The nurse is observing a co-worker who is caring for a client with a nasogastric tube following esophageal surgery. Which actions by the co-worker will require the nurse to intervene? Select all that apply.

* Checking tube placement every 12 hours
* Keeping the bed flat
* Placing the client upright when taking sips of water
* Providing mouth care every 8 hours
* Securing the tube

* Checking tube placement every 12 hours Correct
* Keeping the bed flat Correct
* Placing the client upright when taking sips of water
* Providing mouth care every 8 hours Correct
* Securing the tube

Correct Feedback:


Correct: The tube should be checked every 4 to 8 hours.
Correct: The head of the bed should be elevated at least 30 degrees.
Correct: Oral hygiene should be provided every 2 to 4 hours.


Incorrect Feedback:


Incorrect: The client should be placed upright when taking sips or small amounts of water to prevent choking and to allow observation of the client for dysphagia.
Incorrect: The tube should be secured to prevent dislodgment.

19.


The nurse is caring for a client with esophageal cancer who has received photodynamic therapy (PDT) using porfimer sodium (Photofrin). What instructions will the nurse include in teaching the client about porfimer sodium?
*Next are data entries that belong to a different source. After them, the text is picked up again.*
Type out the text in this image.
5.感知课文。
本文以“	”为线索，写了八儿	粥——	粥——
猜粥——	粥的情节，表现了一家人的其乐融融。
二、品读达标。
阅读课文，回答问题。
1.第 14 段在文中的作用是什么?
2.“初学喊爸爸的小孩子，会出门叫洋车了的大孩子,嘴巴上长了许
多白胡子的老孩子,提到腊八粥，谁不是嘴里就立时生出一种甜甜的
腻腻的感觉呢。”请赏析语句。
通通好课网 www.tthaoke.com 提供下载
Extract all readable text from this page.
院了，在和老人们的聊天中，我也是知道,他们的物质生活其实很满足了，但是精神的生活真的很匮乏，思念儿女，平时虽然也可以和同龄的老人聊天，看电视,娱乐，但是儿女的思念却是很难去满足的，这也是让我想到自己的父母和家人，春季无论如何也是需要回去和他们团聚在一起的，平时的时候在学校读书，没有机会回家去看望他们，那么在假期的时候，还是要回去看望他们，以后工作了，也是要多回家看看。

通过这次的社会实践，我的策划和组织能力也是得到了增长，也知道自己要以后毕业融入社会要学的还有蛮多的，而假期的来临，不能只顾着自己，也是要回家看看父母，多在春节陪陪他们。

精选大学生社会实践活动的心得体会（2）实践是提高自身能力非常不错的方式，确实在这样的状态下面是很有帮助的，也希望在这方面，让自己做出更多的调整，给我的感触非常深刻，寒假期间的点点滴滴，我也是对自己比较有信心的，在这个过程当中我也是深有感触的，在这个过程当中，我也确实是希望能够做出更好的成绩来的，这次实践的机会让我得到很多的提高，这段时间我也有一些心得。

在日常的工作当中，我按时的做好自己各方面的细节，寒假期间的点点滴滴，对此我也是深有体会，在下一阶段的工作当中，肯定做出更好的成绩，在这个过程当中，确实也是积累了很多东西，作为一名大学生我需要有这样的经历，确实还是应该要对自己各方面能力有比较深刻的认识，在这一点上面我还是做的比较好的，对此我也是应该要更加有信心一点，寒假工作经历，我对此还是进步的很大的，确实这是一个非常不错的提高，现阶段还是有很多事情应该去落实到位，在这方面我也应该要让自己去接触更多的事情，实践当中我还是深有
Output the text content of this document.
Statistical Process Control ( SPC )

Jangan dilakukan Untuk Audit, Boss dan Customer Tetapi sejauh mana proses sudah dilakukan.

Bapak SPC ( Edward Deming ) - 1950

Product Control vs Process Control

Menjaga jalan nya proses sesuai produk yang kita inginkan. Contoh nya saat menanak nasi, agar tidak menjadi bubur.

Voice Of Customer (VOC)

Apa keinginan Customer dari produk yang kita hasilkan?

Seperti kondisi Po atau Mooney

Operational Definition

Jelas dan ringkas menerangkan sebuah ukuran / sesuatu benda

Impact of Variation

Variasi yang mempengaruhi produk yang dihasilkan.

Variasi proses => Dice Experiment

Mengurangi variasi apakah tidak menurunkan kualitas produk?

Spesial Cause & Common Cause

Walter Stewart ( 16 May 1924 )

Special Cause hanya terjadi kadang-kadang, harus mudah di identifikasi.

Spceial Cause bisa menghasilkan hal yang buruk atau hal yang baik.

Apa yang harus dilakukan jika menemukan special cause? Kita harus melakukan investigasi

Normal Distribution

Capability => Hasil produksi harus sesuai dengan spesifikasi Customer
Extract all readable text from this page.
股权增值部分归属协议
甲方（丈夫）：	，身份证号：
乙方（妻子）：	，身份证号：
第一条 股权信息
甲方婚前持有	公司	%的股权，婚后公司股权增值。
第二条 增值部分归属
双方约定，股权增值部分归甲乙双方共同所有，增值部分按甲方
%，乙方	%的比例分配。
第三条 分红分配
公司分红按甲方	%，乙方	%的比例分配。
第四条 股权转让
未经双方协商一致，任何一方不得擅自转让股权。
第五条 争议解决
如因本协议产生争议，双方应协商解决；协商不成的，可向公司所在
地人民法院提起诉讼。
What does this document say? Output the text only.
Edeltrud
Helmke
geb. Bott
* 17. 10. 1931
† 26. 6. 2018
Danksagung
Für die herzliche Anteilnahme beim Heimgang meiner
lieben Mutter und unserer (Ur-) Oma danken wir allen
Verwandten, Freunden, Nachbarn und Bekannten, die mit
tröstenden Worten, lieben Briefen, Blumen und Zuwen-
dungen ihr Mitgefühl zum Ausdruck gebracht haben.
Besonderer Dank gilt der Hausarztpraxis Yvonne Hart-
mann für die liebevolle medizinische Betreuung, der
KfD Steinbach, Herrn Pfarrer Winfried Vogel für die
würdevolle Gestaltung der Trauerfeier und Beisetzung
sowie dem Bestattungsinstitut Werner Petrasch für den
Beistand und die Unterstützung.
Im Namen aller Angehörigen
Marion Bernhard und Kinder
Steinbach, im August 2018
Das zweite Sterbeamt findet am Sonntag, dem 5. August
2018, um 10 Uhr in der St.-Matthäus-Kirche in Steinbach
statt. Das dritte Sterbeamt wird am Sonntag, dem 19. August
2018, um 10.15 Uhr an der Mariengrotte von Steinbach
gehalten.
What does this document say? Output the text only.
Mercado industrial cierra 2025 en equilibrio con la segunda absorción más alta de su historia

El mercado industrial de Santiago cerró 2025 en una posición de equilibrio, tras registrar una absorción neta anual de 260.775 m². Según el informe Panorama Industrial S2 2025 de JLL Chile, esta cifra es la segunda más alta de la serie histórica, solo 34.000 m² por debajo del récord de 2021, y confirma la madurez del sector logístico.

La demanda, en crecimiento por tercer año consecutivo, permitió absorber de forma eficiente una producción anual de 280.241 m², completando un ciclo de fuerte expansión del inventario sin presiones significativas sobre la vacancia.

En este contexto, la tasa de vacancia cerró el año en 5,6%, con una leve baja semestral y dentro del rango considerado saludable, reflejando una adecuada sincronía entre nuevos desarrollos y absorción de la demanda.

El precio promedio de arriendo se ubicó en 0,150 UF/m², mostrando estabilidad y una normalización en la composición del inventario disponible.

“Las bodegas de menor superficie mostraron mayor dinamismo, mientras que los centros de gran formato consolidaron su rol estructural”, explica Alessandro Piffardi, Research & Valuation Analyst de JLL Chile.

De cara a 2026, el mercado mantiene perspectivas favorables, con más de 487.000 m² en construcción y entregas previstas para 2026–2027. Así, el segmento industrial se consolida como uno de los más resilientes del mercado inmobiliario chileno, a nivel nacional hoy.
Select all that apply.

* Avoid sunlight for 2 weeks.
* Cover all exposed body areas.
* Follow a full liquid diet for 3 to 5 days after the procedure.
* Monitor for hypertension.
* Tissue particles may be found in the sputum.

* Avoid sunlight for 2 weeks.
* Cover all exposed body areas. Correct
* Follow a full liquid diet for 3 to 5 days after the procedure. Correct
* Monitor for hypertension. Incorrect
* Tissue particles may be found in the sputum. Correct

Correct Feedback:


Correct: Porfimer sodium (Photofrin) causes photosensitivity, and sunglasses and protective clothing covering all exposed body areas are essential.
Correct: A clear liquid diet should be followed for 3 to 5 days after the procedure and then should be advanced to full liquids as tolerated.
Correct: Warn the client that tissue particles may be released from the tumor site and may be present in the sputum.


Incorrect Feedback:


Incorrect: Sunlight should be avoided for 1 to 3 months.
Incorrect: Side effects are rare and may include nausea, fever, and constipation. Hypertension is not a side effect of porfimer sodium (Photofrin).